Best Hospitals 2007
Bridging the Language Gap
Some hospitals make non-English-speaking patients feel right at home
Good intentions. But many hospitals are struggling. There are no national numbers on how many of them offer language services, but a recent survey by Flores of all hospitals in New Jersey found that 97 percent didn't have any full-time interpreters. Some 80 percent provided no formal training for staff on working with medical interpreters.
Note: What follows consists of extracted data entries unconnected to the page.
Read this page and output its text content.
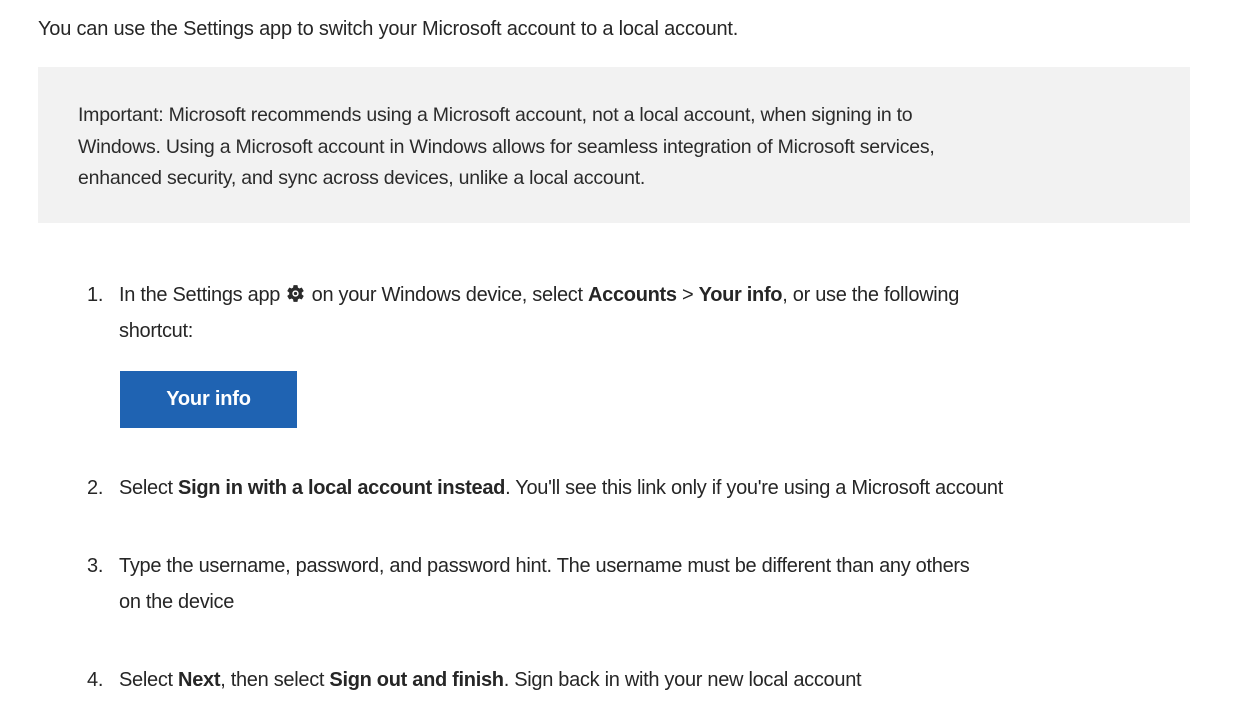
You can use the Settings app to switch your Microsoft account to a local account.

Important: Microsoft recommends using a Microsoft account, not a local account, when signing in to
Windows. Using a Microsoft account in Windows allows for seamless integration of Microsoft services,
enhanced security, and sync across devices, unlike a local account.
1. In the Settings app
on your Windows device, select Accounts > Your info, or use the following
shortcut:
Your info
2. Select Sign in with a local account instead. You'll see this link only if you're using a Microsoft account
3. Type the username, password, and password hint. The username must be different than any others
on the device
4. Select Next, then select Sign out and finish. Sign back in with your new local account
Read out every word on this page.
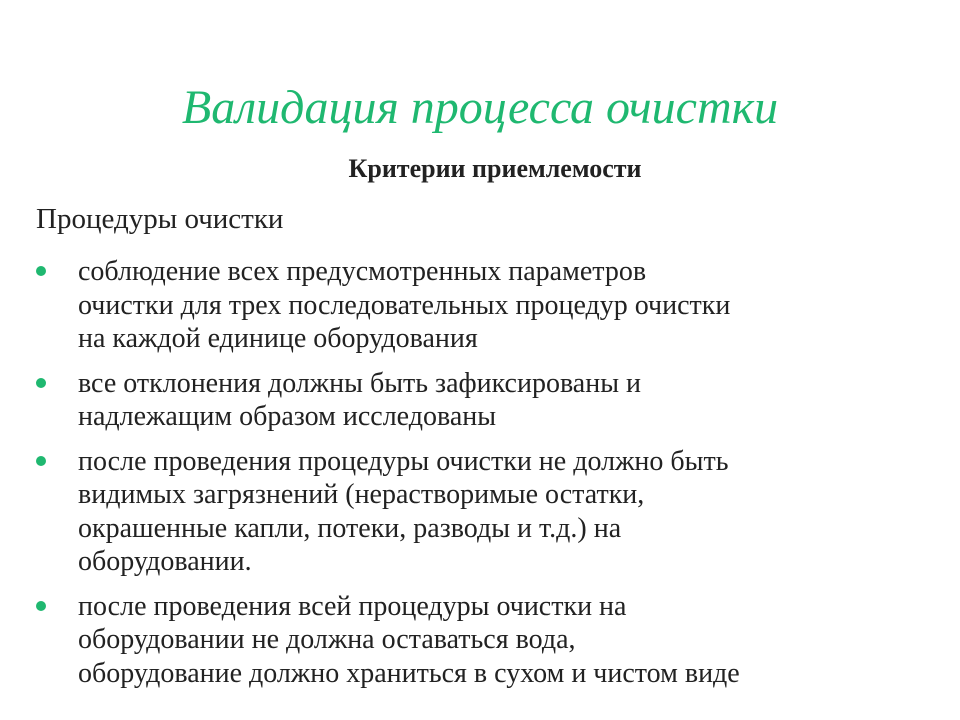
Валидация процесса очистки
Критерии приемлемости
Процедуры очистки
соблюдение всех предусмотренных параметров
очистки для трех последовательных процедур очистки
на каждой единице оборудования
все отклонения должны быть зафиксированы и
надлежащим образом исследованы
после проведения процедуры очистки не должно быть
видимых загрязнений (нерастворимые остатки,
окрашенные капли, потеки, разводы и т.д.) на
оборудовании.
после проведения всей процедуры очистки на
оборудовании не должна оставаться вода,
оборудование должно храниться в сухом и чистом виде
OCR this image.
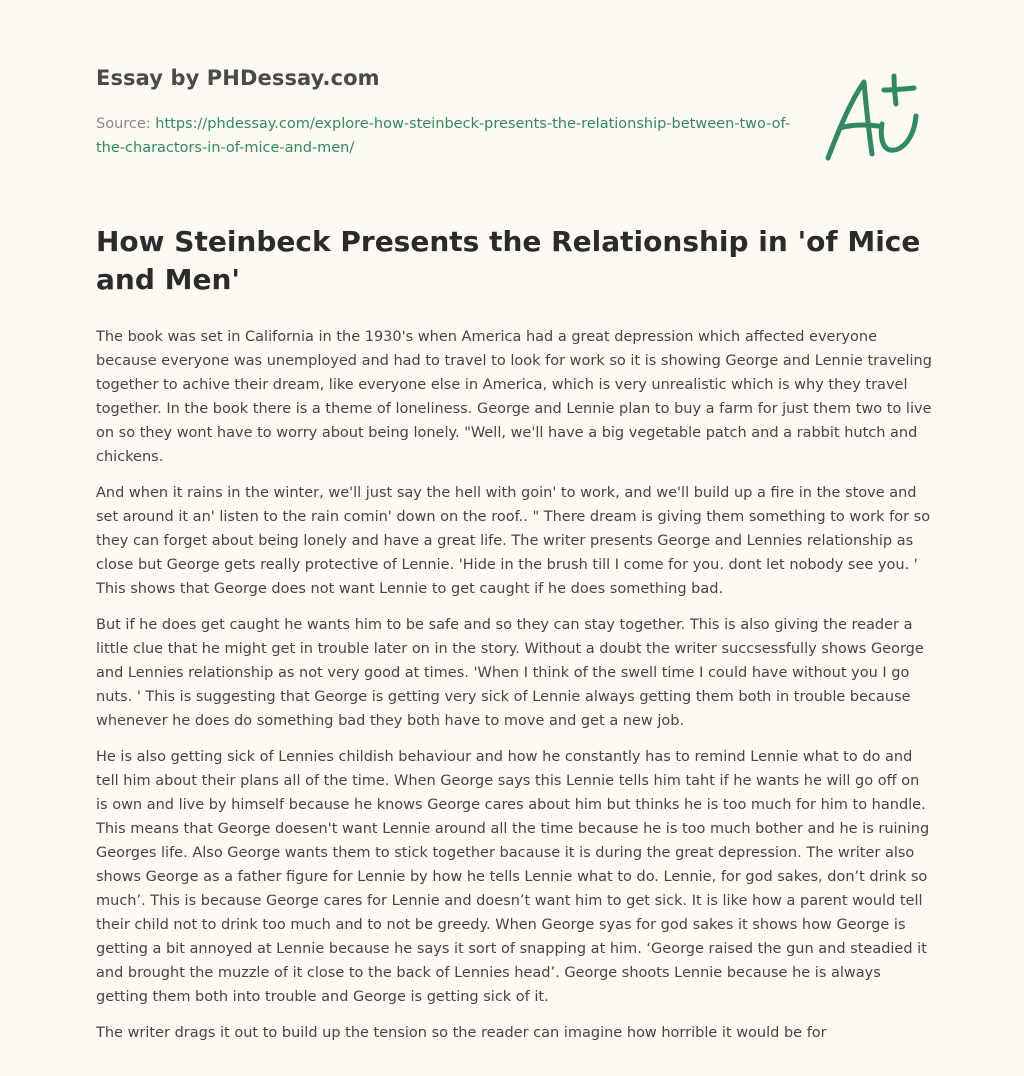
Essay by PHDessay.com
Source: https://phdessay.com/explore-how-steinbeck-presents-the-relationship-between-two-of-the-charactors-in-of-mice-and-men/
How Steinbeck Presents the Relationship in 'of Mice and Men'

The book was set in California in the 1930's when America had a great depression which affected everyone because everyone was unemployed and had to travel to look for work so it is showing George and Lennie traveling together to achive their dream, like everyone else in America, which is very unrealistic which is why they travel together. In the book there is a theme of loneliness. George and Lennie plan to buy a farm for just them two to live on so they wont have to worry about being lonely. "Well, we'll have a big vegetable patch and a rabbit hutch and chickens.

And when it rains in the winter, we'll just say the hell with goin' to work, and we'll build up a fire in the stove and set around it an' listen to the rain comin' down on the roof.. " There dream is giving them something to work for so they can forget about being lonely and have a great life. The writer presents George and Lennies relationship as close but George gets really protective of Lennie. 'Hide in the brush till I come for you. dont let nobody see you. ' This shows that George does not want Lennie to get caught if he does something bad.

But if he does get caught he wants him to be safe and so they can stay together. This is also giving the reader a little clue that he might get in trouble later on in the story. Without a doubt the writer succsessfully shows George and Lennies relationship as not very good at times. 'When I think of the swell time I could have without you I go nuts. ' This is suggesting that George is getting very sick of Lennie always getting them both in trouble because whenever he does do something bad they both have to move and get a new job.

He is also getting sick of Lennies childish behaviour and how he constantly has to remind Lennie what to do and tell him about their plans all of the time. When George says this Lennie tells him taht if he wants he will go off on is own and live by himself because he knows George cares about him but thinks he is too much for him to handle. This means that George doesen't want Lennie around all the time because he is too much bother and he is ruining Georges life. Also George wants them to stick together bacause it is during the great depression. The writer also shows George as a father figure for Lennie by how he tells Lennie what to do. Lennie, for god sakes, don’t drink so much’. This is because George cares for Lennie and doesn’t want him to get sick. It is like how a parent would tell their child not to drink too much and to not be greedy. When George syas for god sakes it shows how George is getting a bit annoyed at Lennie because he says it sort of snapping at him. ‘George raised the gun and steadied it and brought the muzzle of it close to the back of Lennies head’. George shoots Lennie because he is always getting them both into trouble and George is getting sick of it.

The writer drags it out to build up the tension so the reader can imagine how horrible it would be for
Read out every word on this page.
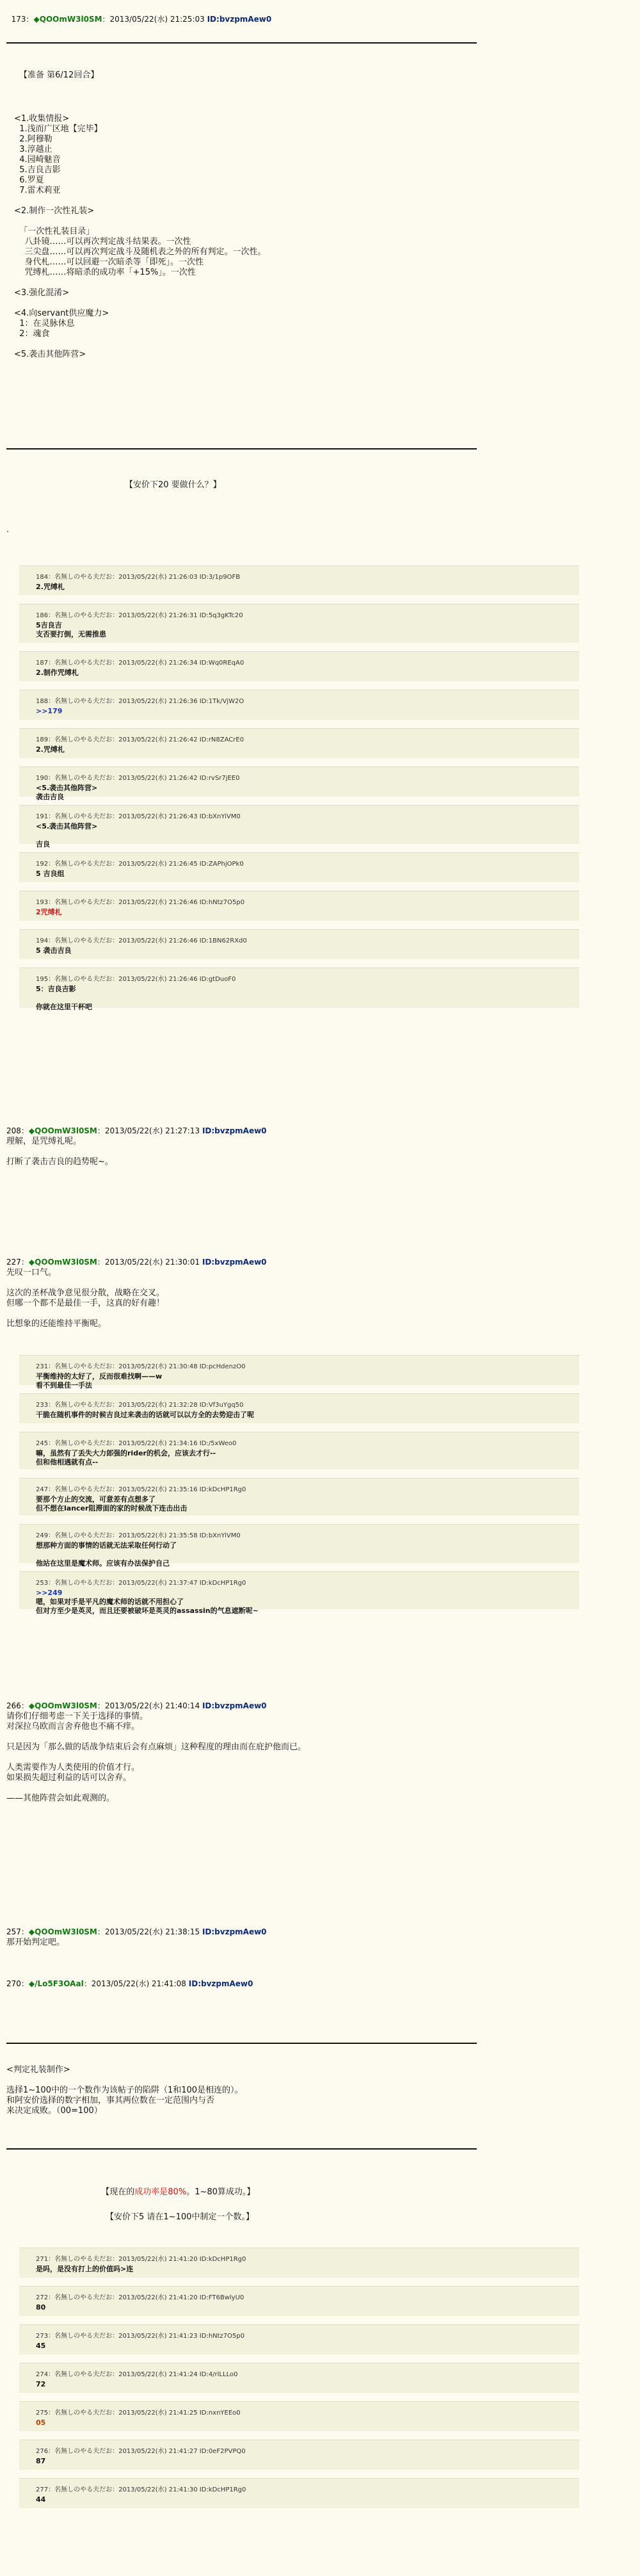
173：◆QOOmW3l0SM：2013/05/22(水) 21:25:03 ID:bvzpmAew0

【准备 第6/12回合】
<1.收集情报>
1.浅而广区地【完毕】
2.阿穆勒
3.淳越止
4.园崎魅音
5.吉良吉影
6.罗夏
7.雷术莉亚
<2.制作一次性礼装>
「一次性礼装目录」
八卦镜……可以再次判定战斗结果表。一次性
三尖盘……可以再次判定战斗及随机表之外的所有判定。一次性。
身代札……可以回避一次暗杀等「即死」。一次性
咒缚札……将暗杀的成功率「+15%」。一次性
<3.强化混淆>
<4.向servant供应魔力>
1：在灵脉休息
2：魂食
<5.袭击其他阵营>
【安价下20 要做什么？】
.
184：名無しのやる夫だお：2013/05/22(水) 21:26:03 ID:3/1p9OFB
2.咒缚札
186：名無しのやる夫だお：2013/05/22(水) 21:26:31 ID:5q3gKTc20
5吉良吉
支否要打倒，无需推患
187：名無しのやる夫だお：2013/05/22(水) 21:26:34 ID:Wq0REqA0
2.制作咒缚札
188：名無しのやる夫だお：2013/05/22(水) 21:26:36 ID:1Tk/VjW2O
>>179
189：名無しのやる夫だお：2013/05/22(水) 21:26:42 ID:rN8ZACrE0
2.咒缚札
190：名無しのやる夫だお：2013/05/22(水) 21:26:42 ID:rvSr7jEE0
<5.袭击其他阵营>
袭击吉良
191：名無しのやる夫だお：2013/05/22(水) 21:26:43 ID:bXnYiVM0
<5.袭击其他阵营>
吉良
192：名無しのやる夫だお：2013/05/22(水) 21:26:45 ID:ZAPhjOPk0
5 吉良组
193：名無しのやる夫だお：2013/05/22(水) 21:26:46 ID:hNtz7O5p0
2咒缚札
194：名無しのやる夫だお：2013/05/22(水) 21:26:46 ID:1BN62RXd0
5 袭击吉良
195：名無しのやる夫だお：2013/05/22(水) 21:26:46 ID:gtDuoF0
5：吉良吉影
你就在这里干杯吧
208：◆QOOmW3l0SM：2013/05/22(水) 21:27:13 ID:bvzpmAew0
理解，是咒缚礼呢。
打断了袭击吉良的趋势呢~。
227：◆QOOmW3l0SM：2013/05/22(水) 21:30:01 ID:bvzpmAew0
先叹一口气。
这次的圣杯战争意见很分散，战略在交叉。
但哪一个都不是最佳一手，这真的好有趣！
比想象的还能维持平衡呢。
231：名無しのやる夫だお：2013/05/22(水) 21:30:48 ID:pcHdenzO0
平衡维持的太好了，反而很难找啊——w
看不到最佳一手法
233：名無しのやる夫だお：2013/05/22(水) 21:32:28 ID:Vf3uYgq50
干脆在随机事件的时候吉良过来袭击的话就可以以方全的去势迎击了呢
245：名無しのやる夫だお：2013/05/22(水) 21:34:16 ID:/5xWeo0
嘛，虽然有了丢失大力郎强的rider的机会，应该去才行--
但和他相遇就有点--
247：名無しのやる夫だお：2013/05/22(水) 21:35:16 ID:kDcHP1Rg0
要那个方止的交流，可意差有点想多了
但不想在lancer阻滞面的家的时候战下连击出击
249：名無しのやる夫だお：2013/05/22(水) 21:35:58 ID:bXnYiVM0
想那种方面的事情的话就无法采取任何行动了
他站在这里是魔术师。应该有办法保护自己
253：名無しのやる夫だお：2013/05/22(水) 21:37:47 ID:kDcHP1Rg0
>>249
嗯，如果对手是平凡的魔术师的话就不用担心了
但对方至少是英灵，而且还要被破坏是英灵的assassin的气息遮断呢~
266：◆QOOmW3l0SM：2013/05/22(水) 21:40:14 ID:bvzpmAew0
请你们仔细考虑一下关于选择的事情。
对深拉乌欧而言舍弃他也不痛不痒。
只是因为「那么做的话战争结束后会有点麻烦」这种程度的理由而在庇护他而已。
人类需要作为人类使用的价值才行。
如果损失超过利益的话可以舍弃。
——其他阵营会如此观测的。
257：◆QOOmW3l0SM：2013/05/22(水) 21:38:15 ID:bvzpmAew0
那开始判定吧。
270：◆/Lo5F3OAal：2013/05/22(水) 21:41:08 ID:bvzpmAew0
<判定礼装制作>
选择1~100中的一个数作为该帖子的陷阱（1和100是相连的）。
和阿安价选择的数字相加，事其两位数在一定范围内与否
来决定成败。（00=100）

【现在的成功率是80%。1~80算成功。】

【安价下5 请在1~100中制定一个数。】
271：名無しのやる夫だお：2013/05/22(水) 21:41:20 ID:kDcHP1Rg0
是吗，是没有打上的价值吗>连
272：名無しのやる夫だお：2013/05/22(水) 21:41:20 ID:FT6BwlyU0
80
273：名無しのやる夫だお：2013/05/22(水) 21:41:23 ID:hNtz7O5p0
45
274：名無しのやる夫だお：2013/05/22(水) 21:41:24 ID:4/rlLLLo0
72
275：名無しのやる夫だお：2013/05/22(水) 21:41:25 ID:nxnYEEo0
05
276：名無しのやる夫だお：2013/05/22(水) 21:41:27 ID:0eF2PVPQ0
87
277：名無しのやる夫だお：2013/05/22(水) 21:41:30 ID:kDcHP1Rg0
44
Untrained--though well-meaning--bilingual people acting as interpreters can create many problems. In a 2001 study, when researchers videotaped 21 Spanish-speaking patients at a Southern California clinic that used nurses as interpreters, they found that just over half of the interactions had bad enough miscommunications that doctors didn't completely understand the patients' symptoms. In a 2003 study, Flores found that hospital staffers used as interpreters--who had no formal training--were particularly prone to "false fluency" errors: misinterpreting words or concepts based on a limited understanding of the language. For instance, one interpreter used a Puerto Rican colloquialism for mumps when talking to a Central American mother, who didn't understand it. Other interpreters didn't know the right Spanish words for "medicine" and "results," while others didn't ask about drug allergies.

AnMed Health Medical Center is trying to do better than that. The community hospital in Anderson, S.C., population 25,000, has been part of a project funded by a Robert Wood Johnson Foundation program to improve hospital language services in the region. "Five percent of our patients now speak a language other than English," says Juana Slade, the hospital's director of diversity and language services. "Most of those are Spanish speakers, but there's also Russian, Chinese, and deaf people who use American Sign Language."
Before Slade's department was created in 2001, "things were really decentralized and a little confused," she says. Each nursing unit had its own list of bilingual interpreters on the staff and would call on them when needed. Often, Slade says, that meant patients and doctors would have to wait until a staffer was finished with his or her regular job. Or--since doctors are in a hurry--it meant doctors or nurses would charge ahead into a sea of misunderstandings.
Slade set out to avoid these problems by instituting a system that starts the moment a patient arrives. Admitting clerks ask about preferred language. "If it's not English, or they have trouble answering questions in English, that's a full stop," Slade says. "The computer screen won't let the clerk continue until a language is identified." (For emergency admissions, a triage nurse does much the same thing after a patient is stabilized.) That language preference follows the patient to every medical appointment, every clinical encounter. "If they go to radiology, we're there waiting for them," says Slade. "If a doctor comes in for rounds, we're there too." If a nurse has an unscheduled chat with a patient about pain or medicine, she is under strict instructions to page language services first; someone is there in five minutes.
And that someone is properly trained. Every one of the 20 interpreters has gone through a 40-hour course on medical interpreting. "People joke and call me a language cop, but this is really important," says Janine Ferra, the hospital's language services manager. One of the major lessons: An interpreter is there to translate word for word what the patient says to the doctor and vice versa. "You are not there to be an advocate or to add information you think is important," says Ferra.